Le riforme proposte dal governo vanno molto al di là della suddetta direttiva. Si parla di snellire le procedure dei controlli per facilitarne il commercio, è prevista un’ampia riorganizzazione delle strutture deputate al rilascio di tutte le autorizzazioni sui controlli attraverso la creazione di uno sportello unico. Il tutto si tradurrebbe in una diminuzione dei controlli col rischio di una vendita di armi nei Paesi da governi disastrati, spesso in un commercio sottobanco.

Quali sono i dati del nostro Paese per quanto riguarda il commercio degli armamenti?
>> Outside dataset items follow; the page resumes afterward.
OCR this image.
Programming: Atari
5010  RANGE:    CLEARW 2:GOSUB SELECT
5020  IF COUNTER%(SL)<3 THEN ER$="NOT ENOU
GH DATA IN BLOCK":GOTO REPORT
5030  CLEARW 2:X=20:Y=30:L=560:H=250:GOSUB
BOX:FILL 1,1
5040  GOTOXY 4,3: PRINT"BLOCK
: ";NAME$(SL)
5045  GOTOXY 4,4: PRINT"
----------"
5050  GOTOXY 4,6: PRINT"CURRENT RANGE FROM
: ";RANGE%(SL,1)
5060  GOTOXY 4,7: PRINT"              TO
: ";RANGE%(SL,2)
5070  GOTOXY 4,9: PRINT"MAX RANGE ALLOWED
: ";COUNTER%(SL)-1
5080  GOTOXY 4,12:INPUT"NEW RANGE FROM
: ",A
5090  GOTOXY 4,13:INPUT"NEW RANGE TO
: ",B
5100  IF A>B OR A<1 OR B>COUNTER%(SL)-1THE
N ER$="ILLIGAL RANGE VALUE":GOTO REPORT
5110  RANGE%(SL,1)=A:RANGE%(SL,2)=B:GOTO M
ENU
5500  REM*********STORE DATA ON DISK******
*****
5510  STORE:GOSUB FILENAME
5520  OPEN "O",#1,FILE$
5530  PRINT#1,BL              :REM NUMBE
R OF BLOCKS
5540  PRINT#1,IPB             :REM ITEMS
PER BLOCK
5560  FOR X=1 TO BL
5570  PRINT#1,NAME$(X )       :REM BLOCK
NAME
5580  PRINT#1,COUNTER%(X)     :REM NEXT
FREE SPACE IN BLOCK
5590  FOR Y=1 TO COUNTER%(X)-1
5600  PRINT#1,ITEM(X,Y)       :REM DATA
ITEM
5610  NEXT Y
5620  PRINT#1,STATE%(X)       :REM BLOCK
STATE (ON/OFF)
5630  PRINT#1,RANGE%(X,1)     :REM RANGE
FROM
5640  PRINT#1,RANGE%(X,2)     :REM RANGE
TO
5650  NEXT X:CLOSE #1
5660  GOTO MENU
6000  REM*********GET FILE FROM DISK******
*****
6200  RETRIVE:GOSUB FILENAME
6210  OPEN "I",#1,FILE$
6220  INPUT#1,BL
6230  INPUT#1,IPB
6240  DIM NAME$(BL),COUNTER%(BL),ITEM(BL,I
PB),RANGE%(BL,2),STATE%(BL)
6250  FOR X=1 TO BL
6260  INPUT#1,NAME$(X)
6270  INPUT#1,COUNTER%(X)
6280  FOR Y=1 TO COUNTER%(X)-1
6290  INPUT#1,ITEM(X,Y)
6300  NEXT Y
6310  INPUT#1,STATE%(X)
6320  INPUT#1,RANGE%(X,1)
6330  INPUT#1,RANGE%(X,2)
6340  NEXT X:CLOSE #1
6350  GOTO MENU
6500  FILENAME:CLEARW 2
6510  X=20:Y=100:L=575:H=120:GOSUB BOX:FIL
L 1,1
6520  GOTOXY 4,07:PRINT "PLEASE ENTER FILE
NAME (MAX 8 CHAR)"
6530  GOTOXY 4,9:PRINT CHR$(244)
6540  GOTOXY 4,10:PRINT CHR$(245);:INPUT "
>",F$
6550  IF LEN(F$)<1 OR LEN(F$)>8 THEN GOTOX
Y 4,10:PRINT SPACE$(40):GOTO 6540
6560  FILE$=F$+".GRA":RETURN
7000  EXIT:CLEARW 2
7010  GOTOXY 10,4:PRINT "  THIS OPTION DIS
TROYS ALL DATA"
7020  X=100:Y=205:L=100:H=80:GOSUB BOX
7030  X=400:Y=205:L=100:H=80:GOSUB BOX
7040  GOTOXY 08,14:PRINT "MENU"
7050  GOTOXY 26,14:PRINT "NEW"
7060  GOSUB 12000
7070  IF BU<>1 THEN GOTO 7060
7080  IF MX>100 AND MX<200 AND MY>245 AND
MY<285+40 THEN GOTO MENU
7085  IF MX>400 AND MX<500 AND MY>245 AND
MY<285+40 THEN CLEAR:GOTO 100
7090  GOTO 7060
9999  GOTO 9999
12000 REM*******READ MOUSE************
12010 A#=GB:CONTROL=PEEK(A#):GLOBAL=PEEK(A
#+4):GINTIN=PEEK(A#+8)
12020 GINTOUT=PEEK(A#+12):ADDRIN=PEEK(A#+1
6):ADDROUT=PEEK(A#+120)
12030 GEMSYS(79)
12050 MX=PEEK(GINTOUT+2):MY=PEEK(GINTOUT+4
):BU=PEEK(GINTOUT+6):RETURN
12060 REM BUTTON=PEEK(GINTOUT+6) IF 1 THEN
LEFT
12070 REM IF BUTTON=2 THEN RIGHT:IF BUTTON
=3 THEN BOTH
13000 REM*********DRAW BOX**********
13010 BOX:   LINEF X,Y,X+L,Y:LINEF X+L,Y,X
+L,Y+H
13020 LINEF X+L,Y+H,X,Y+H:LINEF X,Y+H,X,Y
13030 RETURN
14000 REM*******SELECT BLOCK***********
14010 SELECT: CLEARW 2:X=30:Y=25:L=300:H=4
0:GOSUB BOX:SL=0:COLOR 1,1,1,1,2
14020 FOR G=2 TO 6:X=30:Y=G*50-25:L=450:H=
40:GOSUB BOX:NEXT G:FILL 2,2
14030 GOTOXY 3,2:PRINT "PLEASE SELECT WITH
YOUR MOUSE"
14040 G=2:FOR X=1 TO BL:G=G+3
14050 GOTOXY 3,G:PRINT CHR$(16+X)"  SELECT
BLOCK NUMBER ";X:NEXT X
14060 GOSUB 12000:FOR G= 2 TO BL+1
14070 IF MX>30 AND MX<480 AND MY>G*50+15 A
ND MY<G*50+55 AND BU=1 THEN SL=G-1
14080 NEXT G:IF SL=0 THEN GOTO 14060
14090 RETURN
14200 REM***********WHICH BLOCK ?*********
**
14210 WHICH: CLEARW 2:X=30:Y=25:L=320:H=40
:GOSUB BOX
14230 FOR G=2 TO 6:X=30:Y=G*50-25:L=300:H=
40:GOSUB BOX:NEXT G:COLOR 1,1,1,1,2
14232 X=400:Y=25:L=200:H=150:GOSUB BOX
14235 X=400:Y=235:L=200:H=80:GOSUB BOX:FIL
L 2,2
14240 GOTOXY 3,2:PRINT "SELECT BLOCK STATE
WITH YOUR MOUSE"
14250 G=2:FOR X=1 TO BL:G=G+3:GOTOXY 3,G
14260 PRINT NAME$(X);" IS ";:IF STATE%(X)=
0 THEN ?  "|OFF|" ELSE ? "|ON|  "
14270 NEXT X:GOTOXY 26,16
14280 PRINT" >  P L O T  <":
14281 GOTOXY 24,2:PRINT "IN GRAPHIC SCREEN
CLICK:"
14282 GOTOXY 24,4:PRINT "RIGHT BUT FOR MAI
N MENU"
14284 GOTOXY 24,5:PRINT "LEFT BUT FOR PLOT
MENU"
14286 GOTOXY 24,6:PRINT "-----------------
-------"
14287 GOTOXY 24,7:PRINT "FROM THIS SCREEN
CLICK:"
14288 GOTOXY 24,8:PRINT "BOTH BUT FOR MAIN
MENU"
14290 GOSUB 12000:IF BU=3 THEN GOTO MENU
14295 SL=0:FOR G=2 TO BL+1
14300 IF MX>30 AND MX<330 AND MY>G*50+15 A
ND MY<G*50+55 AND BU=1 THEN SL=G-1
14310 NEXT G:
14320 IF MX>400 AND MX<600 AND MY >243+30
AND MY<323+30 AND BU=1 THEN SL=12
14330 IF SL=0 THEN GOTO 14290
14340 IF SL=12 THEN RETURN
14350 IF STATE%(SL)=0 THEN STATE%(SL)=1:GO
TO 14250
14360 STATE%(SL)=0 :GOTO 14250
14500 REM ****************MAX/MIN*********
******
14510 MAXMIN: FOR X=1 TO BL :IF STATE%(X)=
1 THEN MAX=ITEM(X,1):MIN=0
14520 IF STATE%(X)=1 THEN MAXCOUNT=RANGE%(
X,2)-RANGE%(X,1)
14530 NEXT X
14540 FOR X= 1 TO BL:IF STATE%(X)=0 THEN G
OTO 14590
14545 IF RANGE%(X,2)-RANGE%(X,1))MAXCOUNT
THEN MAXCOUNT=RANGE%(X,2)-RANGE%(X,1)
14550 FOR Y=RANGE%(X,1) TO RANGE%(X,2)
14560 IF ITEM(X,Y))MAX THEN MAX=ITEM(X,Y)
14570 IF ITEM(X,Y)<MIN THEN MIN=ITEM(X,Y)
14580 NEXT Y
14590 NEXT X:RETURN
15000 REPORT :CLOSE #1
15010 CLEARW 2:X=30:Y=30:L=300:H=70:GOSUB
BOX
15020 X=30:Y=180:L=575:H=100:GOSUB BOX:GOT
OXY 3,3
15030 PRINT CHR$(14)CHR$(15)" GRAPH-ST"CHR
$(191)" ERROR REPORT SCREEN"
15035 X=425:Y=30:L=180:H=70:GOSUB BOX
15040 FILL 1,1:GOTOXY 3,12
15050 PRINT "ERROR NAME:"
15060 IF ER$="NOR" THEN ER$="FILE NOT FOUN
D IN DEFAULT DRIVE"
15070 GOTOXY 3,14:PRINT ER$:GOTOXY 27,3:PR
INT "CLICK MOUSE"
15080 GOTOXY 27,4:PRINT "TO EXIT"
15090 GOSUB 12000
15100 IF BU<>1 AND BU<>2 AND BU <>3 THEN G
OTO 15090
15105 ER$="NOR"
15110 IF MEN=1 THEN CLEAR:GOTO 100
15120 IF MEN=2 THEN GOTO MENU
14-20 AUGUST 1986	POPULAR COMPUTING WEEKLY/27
Siamo tra i maggiori produttori di armamenti, l’Italia è passata dal settimo al quarto posto per vendita di armi nel Mondo. Le armi Italiane sono vendute in molti stati europei ma, secondo dati USA, il 90 % prende la via dei paesi in via di sviluppo, e questo è sicuramente motivo di allarme e preoccupazione. Già esportiamo armamenti in Paesi come Brasile, Emirati Arabi, Pakistan, Israele, Cina. Con il cambio della legge, la probabilità che si vadano ad armare paesi compromessi da guerre e da assetti politici instabili è altissima.

Quali reazioni avete ottenuto con la mobilitazione?

Grazie all’appello del 23 novembre e al lavoro preparatorio abbiamo aperto un confronto, per ottenere di inserire il problema nell’agenda politica del governo. Necessario è stato anche l’intervento di alcuni  senatori dell’opposizione, Di Giovanpaolo, Scanu e Amati. Siamo riusciti ad ottenere da parte della Commissione Politiche dell'Unione Europea del Senato un rinvio sul voto della legge che delegherebbe il Governo a modificare la 185, anche perché le procedure per avviare questa delega non hanno rispettato l’iter  parlamentare.
Per il resto non siamo contrari ad una revisione della legge, e capiamo che si possano attuare delle semplificazioni procedurali, ma ci deve essere una discussione, un coinvolgimento di tutto il Parlamento e dei cittadini perché nelle norme non venga sacrificata la parte dei controlli e della trasparenza.

Quali sono gli altri temi sui quali si confronta la Tavola della Pace?

Siamo una rete di associazioni, enti e cittadini che mirano alla diffusione di una cultura e di una politica di pace. Ora la nostra battaglia non è solo quella contro le modifiche alla 185/90 ma anche contro l’aumento delle spese militari, soprattutto con quest’ultimo governo dove in maniera del tutto anacronistica troppo spesso viene celebrato l’uso dell’esercito e dove le spese militari si aggirano intorno alla vergognosa cifra di 25 miliardi di euro.